Ultimately, the gun control lobby does itself no favors by sinking her message to the level of childish culture-war playground taunts rather than rational debate. But namecalling, demonization, and penis jokes comprise pretty much the entire pro-restrictions argument these days.

She could always go compare the violence rate of CHL holders to the broader population without CHLs, or to police officers...but that would reinforce the pro-licensure side, not the CARRY LICENSURE IS JUST LIKE SEX TOYS side, so we can't have that...

Thoughts...

I don't own a gun in lieu of other security measures, but in addition to them. The gun just means that I have the option to threaten or use countervailing force in the unlikely event of a home invasion. A gun isn't a substitute for decent doors/locks, a dog if permitted, a pepper spray (Kimber Pepper Blaster is a good option that can safely be used indoors), lighting, situational awareness, security system, etc. It's not either-or.

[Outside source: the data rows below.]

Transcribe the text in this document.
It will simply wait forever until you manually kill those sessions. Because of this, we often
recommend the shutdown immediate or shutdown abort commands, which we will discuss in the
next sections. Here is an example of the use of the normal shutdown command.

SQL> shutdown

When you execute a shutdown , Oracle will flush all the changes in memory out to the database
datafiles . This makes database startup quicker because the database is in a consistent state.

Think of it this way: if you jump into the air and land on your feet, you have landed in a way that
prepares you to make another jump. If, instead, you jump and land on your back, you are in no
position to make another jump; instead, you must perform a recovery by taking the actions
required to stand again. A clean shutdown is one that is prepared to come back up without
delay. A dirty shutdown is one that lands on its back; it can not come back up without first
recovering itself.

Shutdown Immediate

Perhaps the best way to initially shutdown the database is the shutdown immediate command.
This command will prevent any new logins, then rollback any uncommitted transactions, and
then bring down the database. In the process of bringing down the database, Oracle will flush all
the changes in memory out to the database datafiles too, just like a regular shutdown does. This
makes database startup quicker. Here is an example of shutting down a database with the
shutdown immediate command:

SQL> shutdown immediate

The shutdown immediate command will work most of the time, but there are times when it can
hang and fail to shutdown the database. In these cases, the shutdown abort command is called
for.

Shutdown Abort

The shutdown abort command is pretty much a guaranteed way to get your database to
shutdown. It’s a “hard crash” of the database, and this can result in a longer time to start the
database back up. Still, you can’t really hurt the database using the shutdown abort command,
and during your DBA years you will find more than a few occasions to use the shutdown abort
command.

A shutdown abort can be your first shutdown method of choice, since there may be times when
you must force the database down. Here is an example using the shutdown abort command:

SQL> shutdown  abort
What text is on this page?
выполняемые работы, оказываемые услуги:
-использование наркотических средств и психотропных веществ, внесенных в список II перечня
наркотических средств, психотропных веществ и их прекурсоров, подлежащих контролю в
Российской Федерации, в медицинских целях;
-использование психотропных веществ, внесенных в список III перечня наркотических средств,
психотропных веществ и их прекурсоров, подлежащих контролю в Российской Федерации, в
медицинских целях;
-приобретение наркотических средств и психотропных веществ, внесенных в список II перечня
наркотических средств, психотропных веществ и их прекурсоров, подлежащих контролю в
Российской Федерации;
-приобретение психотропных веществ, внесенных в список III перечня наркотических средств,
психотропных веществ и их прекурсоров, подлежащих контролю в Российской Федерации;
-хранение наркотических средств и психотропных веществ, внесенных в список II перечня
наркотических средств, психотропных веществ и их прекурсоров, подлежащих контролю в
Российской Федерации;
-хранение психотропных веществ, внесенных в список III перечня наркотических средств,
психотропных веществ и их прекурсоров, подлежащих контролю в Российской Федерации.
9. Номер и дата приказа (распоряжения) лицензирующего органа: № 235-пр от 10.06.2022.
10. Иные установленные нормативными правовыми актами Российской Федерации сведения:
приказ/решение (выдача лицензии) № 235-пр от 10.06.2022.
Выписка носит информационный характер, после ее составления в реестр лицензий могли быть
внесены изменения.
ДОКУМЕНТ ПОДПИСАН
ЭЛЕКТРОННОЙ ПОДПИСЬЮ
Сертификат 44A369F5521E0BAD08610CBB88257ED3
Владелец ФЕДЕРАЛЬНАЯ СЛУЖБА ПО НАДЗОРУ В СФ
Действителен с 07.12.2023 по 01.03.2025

Owning a gun is certainly a deeply personal choice, and certainly depends on one's own experience/competence with them, attention to detail, etc. I personally am a competitive shooter and have been an avid shooter for 30+ years (I'm 46 now). I'd certainly recommend training, but one of the nice things about shooting a martial art is that it is a lot of fun.

As to choice of firearm, a handgun can be kept holstered on one's person, especially if one jumps through the hoops to qualify for a carry license, and habitually carries. For sheltering in place while calling 911, a long gun (small-caliber carbine like an AR, or a shotgun) is superior in a lot of ways (more precise, more powerful), but a lot less portable.